Cauliflower florets and bite-sized chicken pieces simmer in a tomato and coconut-based curry sauce with garlic, ginger, and garam masala. Serve over rice or with flatbread to soak up every bit of sauce. This classic curry exemplifies plant-forward eating by combining vegetables with modest amounts of meat for a deeply satisfying and nutritious meal.


#36. Eggplant, Tomato, and Sausage Bake

Layer sliced eggplant, tomatoes, and crumbled sausage in a baking dish with olive oil, garlic, and herbs. Bake until the vegetables soften and the edges begin to brown. It’s a simple, rustic option that feels at home on a weeknight table, offering plant-based vegetables with just enough sausage to give it a plant-forward twist.

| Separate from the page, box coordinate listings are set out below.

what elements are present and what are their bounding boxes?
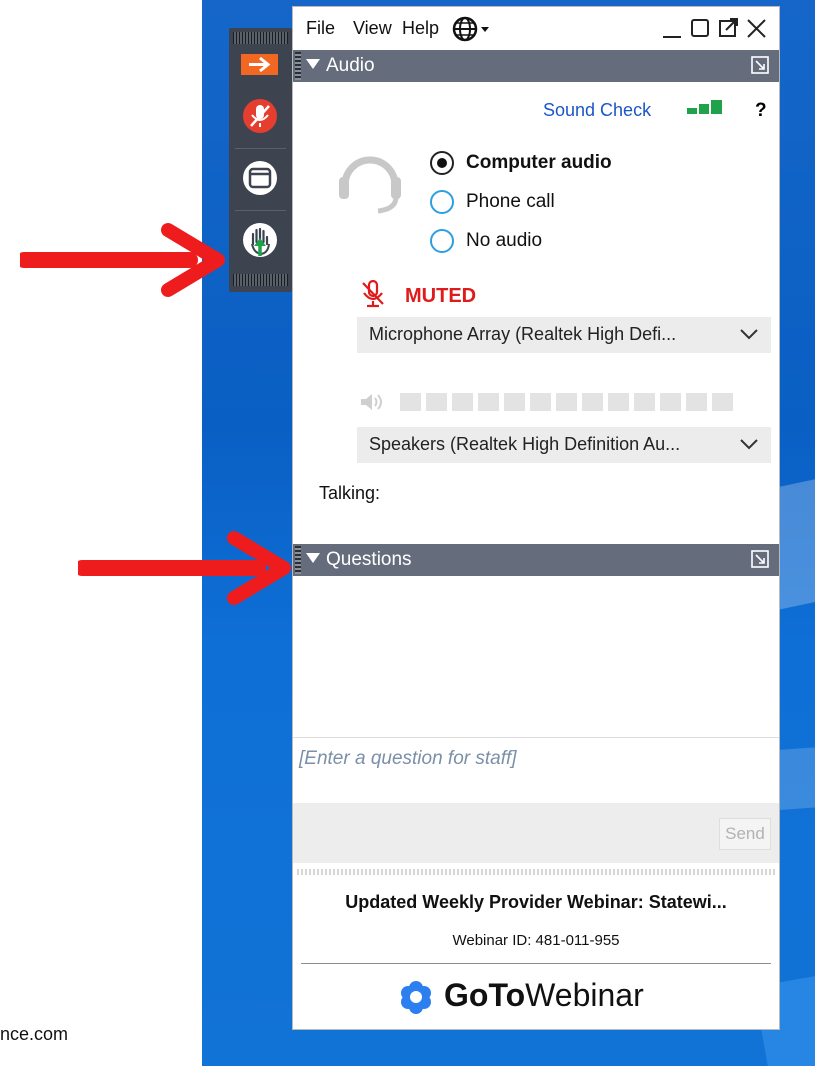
chevron-down-icon xyxy=(740,439,758,450)
screen-view-button[interactable] xyxy=(229,156,292,200)
audio-header-title: Audio xyxy=(326,55,375,76)
annotation-arrow-raise-hand xyxy=(20,223,225,297)
microphone-muted-icon[interactable] xyxy=(359,279,387,309)
resize-grip[interactable] xyxy=(297,869,775,875)
raise-hand-button[interactable] xyxy=(229,218,292,262)
audio-section-header[interactable]: Audio xyxy=(293,50,779,82)
audio-help-button[interactable]: ? xyxy=(755,100,767,122)
muted-status: MUTED xyxy=(405,285,477,307)
questions-section-header[interactable]: Questions xyxy=(293,544,779,576)
collapse-triangle-icon[interactable] xyxy=(306,553,320,563)
window-icon xyxy=(243,161,277,195)
arrow-right-icon xyxy=(241,54,278,75)
microphone-select-value: Microphone Array (Realtek High Defi... xyxy=(369,324,677,344)
microphone-select[interactable]: Microphone Array (Realtek High Defi... xyxy=(357,317,771,353)
popout-section-icon[interactable] xyxy=(751,56,769,74)
volume-meter-segment xyxy=(660,393,681,411)
microphone-muted-icon xyxy=(243,99,277,133)
speakers-select[interactable]: Speakers (Realtek High Definition Au... xyxy=(357,427,771,463)
menu-view[interactable]: View xyxy=(353,18,392,39)
volume-meter-segment xyxy=(426,393,447,411)
collapse-triangle-icon[interactable] xyxy=(306,59,320,69)
volume-meter-segment xyxy=(634,393,655,411)
divider xyxy=(301,963,771,964)
label-no-audio[interactable]: No audio xyxy=(466,230,542,252)
minimize-icon[interactable] xyxy=(661,15,685,41)
volume-meter-segment xyxy=(530,393,551,411)
send-area: Send xyxy=(293,803,779,863)
brand-webinar: Webinar xyxy=(525,977,644,1013)
label-computer-audio[interactable]: Computer audio xyxy=(466,152,612,174)
question-input[interactable]: [Enter a question for staff] xyxy=(293,737,779,805)
menu-file[interactable]: File xyxy=(306,18,335,39)
volume-meter-segment xyxy=(478,393,499,411)
question-input-placeholder: [Enter a question for staff] xyxy=(299,748,517,769)
signal-strength-icon xyxy=(687,100,722,114)
questions-log xyxy=(293,576,779,737)
speaker-volume-icon xyxy=(361,394,382,410)
menu-help[interactable]: Help xyxy=(402,18,439,39)
language-globe-icon[interactable] xyxy=(452,16,494,42)
chevron-down-icon xyxy=(740,329,758,340)
popout-section-icon[interactable] xyxy=(751,550,769,568)
annotation-arrow-questions xyxy=(78,531,291,605)
volume-meter-segment xyxy=(712,393,733,411)
brand-goto: GoTo xyxy=(444,977,526,1013)
maximize-icon[interactable] xyxy=(689,15,713,41)
control-panel: File View Help Audio Sound Check ? Compu… xyxy=(292,6,780,1030)
volume-meter-segment xyxy=(452,393,473,411)
send-button[interactable]: Send xyxy=(719,818,771,850)
radio-computer-audio[interactable] xyxy=(430,151,454,175)
volume-meter-segment xyxy=(686,393,707,411)
popout-window-icon[interactable] xyxy=(717,15,741,41)
grab-tab-bottom-grip[interactable] xyxy=(233,274,288,286)
close-icon[interactable] xyxy=(745,15,769,41)
radio-no-audio[interactable] xyxy=(430,229,454,253)
collapse-panel-button[interactable] xyxy=(229,50,292,80)
volume-meter-segment xyxy=(556,393,577,411)
volume-meter-segment xyxy=(504,393,525,411)
volume-meter-segment xyxy=(608,393,629,411)
mute-toggle-button[interactable] xyxy=(229,94,292,138)
questions-header-title: Questions xyxy=(326,549,412,570)
menu-bar: File View Help xyxy=(293,7,779,49)
raise-hand-icon xyxy=(243,223,277,257)
gotowebinar-flower-icon xyxy=(401,981,431,1014)
grab-tab[interactable] xyxy=(229,28,292,292)
volume-meter-segment xyxy=(582,393,603,411)
webinar-title: Updated Weekly Provider Webinar: Statewi… xyxy=(345,892,727,912)
volume-meter-segment xyxy=(400,393,421,411)
label-phone-call[interactable]: Phone call xyxy=(466,191,555,213)
speakers-select-value: Speakers (Realtek High Definition Au... xyxy=(369,434,681,454)
grab-tab-top-grip[interactable] xyxy=(233,32,288,44)
headset-icon xyxy=(339,156,401,214)
radio-phone-call[interactable] xyxy=(430,190,454,214)
webinar-id: Webinar ID: 481-011-955 xyxy=(452,932,620,949)
sound-check-link[interactable]: Sound Check xyxy=(543,100,651,121)
cropped-caption: nce.com xyxy=(0,1024,69,1044)
talking-label: Talking: xyxy=(319,483,381,503)
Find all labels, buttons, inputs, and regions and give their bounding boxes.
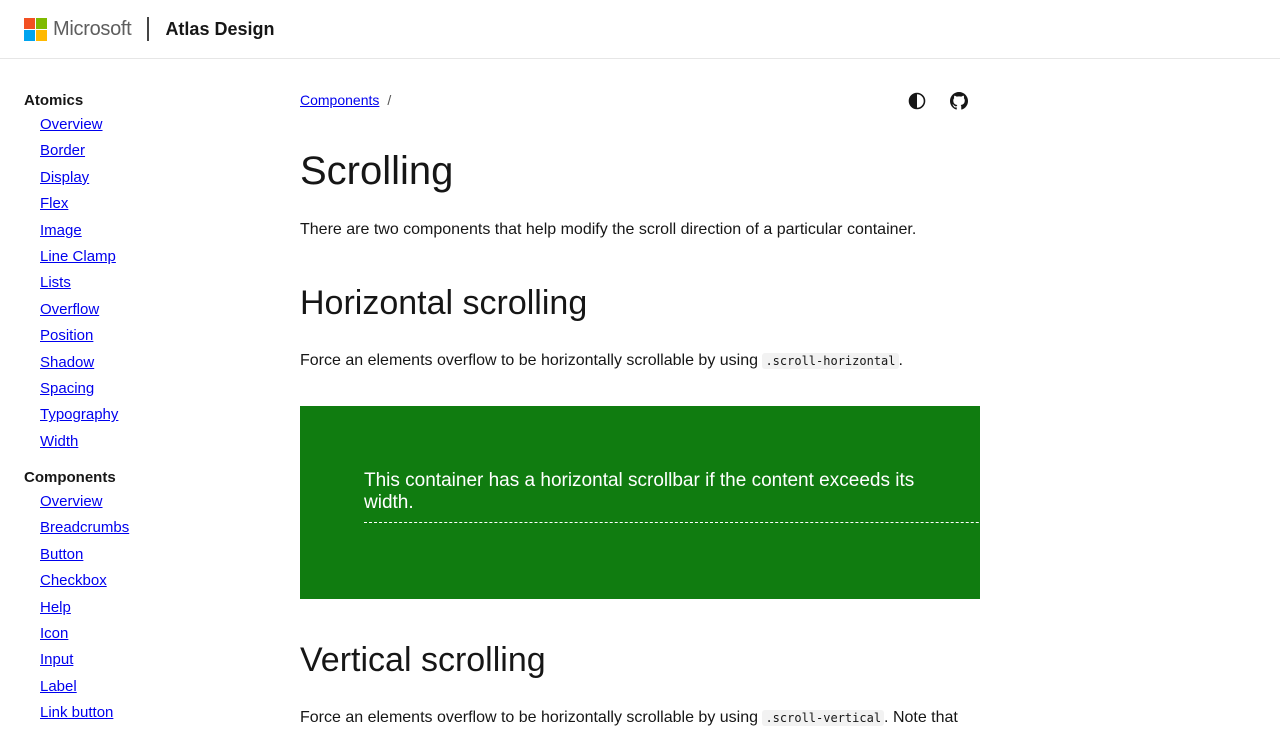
horizontal-description: Force an elements overflow to be horizon… <box>300 352 903 369</box>
vertical-description: Force an elements overflow to be horizon… <box>300 709 958 726</box>
sidebar-item-position[interactable]: Position <box>40 323 264 349</box>
sidebar-item-border[interactable]: Border <box>40 138 264 164</box>
horizontal-scroll-demo[interactable]: This container has a horizontal scrollba… <box>300 406 980 599</box>
sidebar-item-lists[interactable]: Lists <box>40 270 264 296</box>
sidebar-item-link-button[interactable]: Link button <box>40 700 264 726</box>
dashed-overflow-line <box>364 522 980 523</box>
section-heading-horizontal: Horizontal scrolling <box>300 284 588 322</box>
page-title: Scrolling <box>300 149 454 193</box>
sidebar-item-flex[interactable]: Flex <box>40 191 264 217</box>
sidebar-item-width[interactable]: Width <box>40 429 264 455</box>
sidebar-item-spacing[interactable]: Spacing <box>40 376 264 402</box>
divider <box>147 17 150 41</box>
sidebar-item-checkbox[interactable]: Checkbox <box>40 568 264 594</box>
sidebar-item-shadow[interactable]: Shadow <box>40 350 264 376</box>
sidebar-item-button[interactable]: Button <box>40 542 264 568</box>
sidebar-nav: Atomics Overview Border Display Flex Image Lin… <box>24 90 264 739</box>
sidebar-group-components: Components Overview Breadcrumbs Button Check… <box>24 467 264 727</box>
sidebar-item-typography[interactable]: Typography <box>40 402 264 428</box>
intro-text: There are two components that help modif… <box>300 221 917 238</box>
breadcrumb: Components / <box>300 92 391 110</box>
breadcrumb-components[interactable]: Components <box>300 92 379 108</box>
sidebar-item-line-clamp[interactable]: Line Clamp <box>40 244 264 270</box>
sidebar-item-overview[interactable]: Overview <box>40 112 264 138</box>
product-name[interactable]: Atlas Design <box>165 19 274 40</box>
sidebar-item-breadcrumbs[interactable]: Breadcrumbs <box>40 515 264 541</box>
code-scroll-vertical: .scroll-vertical <box>762 710 885 726</box>
sidebar-item-overflow[interactable]: Overflow <box>40 297 264 323</box>
demo-text: This container has a horizontal scrollba… <box>364 470 915 513</box>
sidebar-heading: Components <box>24 469 116 487</box>
sidebar-item-label[interactable]: Label <box>40 674 264 700</box>
sidebar-item-input[interactable]: Input <box>40 647 264 673</box>
sidebar-item-icon[interactable]: Icon <box>40 621 264 647</box>
sidebar-item-help[interactable]: Help <box>40 595 264 621</box>
theme-toggle-icon[interactable] <box>908 92 926 110</box>
sidebar-item-overview[interactable]: Overview <box>40 489 264 515</box>
sidebar-item-display[interactable]: Display <box>40 165 264 191</box>
sidebar-group-atomics: Atomics Overview Border Display Flex Image Lin… <box>24 90 264 455</box>
sidebar-heading: Atomics <box>24 92 84 109</box>
microsoft-logo-icon <box>24 17 47 41</box>
brand-name[interactable]: Microsoft <box>53 18 132 41</box>
breadcrumb-separator: / <box>387 92 392 108</box>
code-scroll-horizontal: .scroll-horizontal <box>762 353 899 369</box>
main-content: Components / Scrolling There are two comp… <box>300 88 980 730</box>
section-heading-vertical: Vertical scrolling <box>300 641 546 679</box>
github-icon[interactable] <box>950 92 968 110</box>
site-header: Microsoft Atlas Design <box>0 0 1280 59</box>
sidebar-item-image[interactable]: Image <box>40 218 264 244</box>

#37. Stuffed Zucchini Boats with Sausage and Quinoa

Scooped-out zucchini halves get filled with quinoa, tomatoes, herbs, and a small amount of crumbled sausage for extra flavor and protein. Bake until the zucchini is tender and the tops are slightly crisp. This is one of the best plant forward meals when you’re looking to balance plant-based ingredients with a bit of meat for satiating grams of protein.


#38. Crispy Baked Salmon Nuggets and Veggie Fries

Coat salmon pieces in seasoned breadcrumbs and bake until golden, then roast carrot and parsnip “fries” on the same tray. Dip everything in ketchup, mustard, or a yogurt sauce for a nostalgic plate that suits a plant-forward diet while still including seafood protein. It’s especially good for nights when you want something fun but still mindful of plant-based eating.


#39. Loaded Baked Potatoes with Smoked Salmon and Veggies

Bake potatoes until fluffy inside, then pile them high with steamed broccoli, beans, salsa, and a few slices of smoked salmon for a protein boost. A drizzle of tahini or yogurt ties the toppings together into a full dinner that belongs with the best plant forward meals. It’s a flexible template you can rebuild with whatever vegetables and proteins you have on hand.


#40. Eggplant, Chickpea, and Lamb Tagine

Eggplant, chickpeas, tomatoes, and warm spices like cinnamon and cumin cook slowly with a small portion of lamb into a fragrant tagine. Served over couscous, rice, or other whole grains, this dish marries plant-based ingredients with tender meat for one of the best plant forward meals. The gentle spices and slow cooking build delicious flavor without requiring much active attention.


#41. Grilled Portobello and Beef Strip Steak with Herb Sauce

Marinate portobello caps and thinly sliced beef steak in balsamic, garlic, and herbs, then grill until juicy and tender. Serve them with a bright herb sauce and a side of grains or potatoes. Like the cauliflower earlier, these mushrooms move easily to the center of the plate while the steak adds the most substantial meat allowed within a plant-forward approach-making this the richest in meat among these balanced plant-forward meals.


Conclusion

Working more of the best plant forward meals into your week doesn’t have to feel complicated or restrictive. With a little variety, the right pantry staples, and a few dependable techniques, these dishes can carry you through busy nights, cozy weekends, and everything in between. If you want even more inspiration-and the kind of step-by-step guidance that makes plant-based cooking easier than ever-take a look at my guide to the best plant-based diet cookbooks. It’s a great place to find your next kitchen staple and keep the momentum going.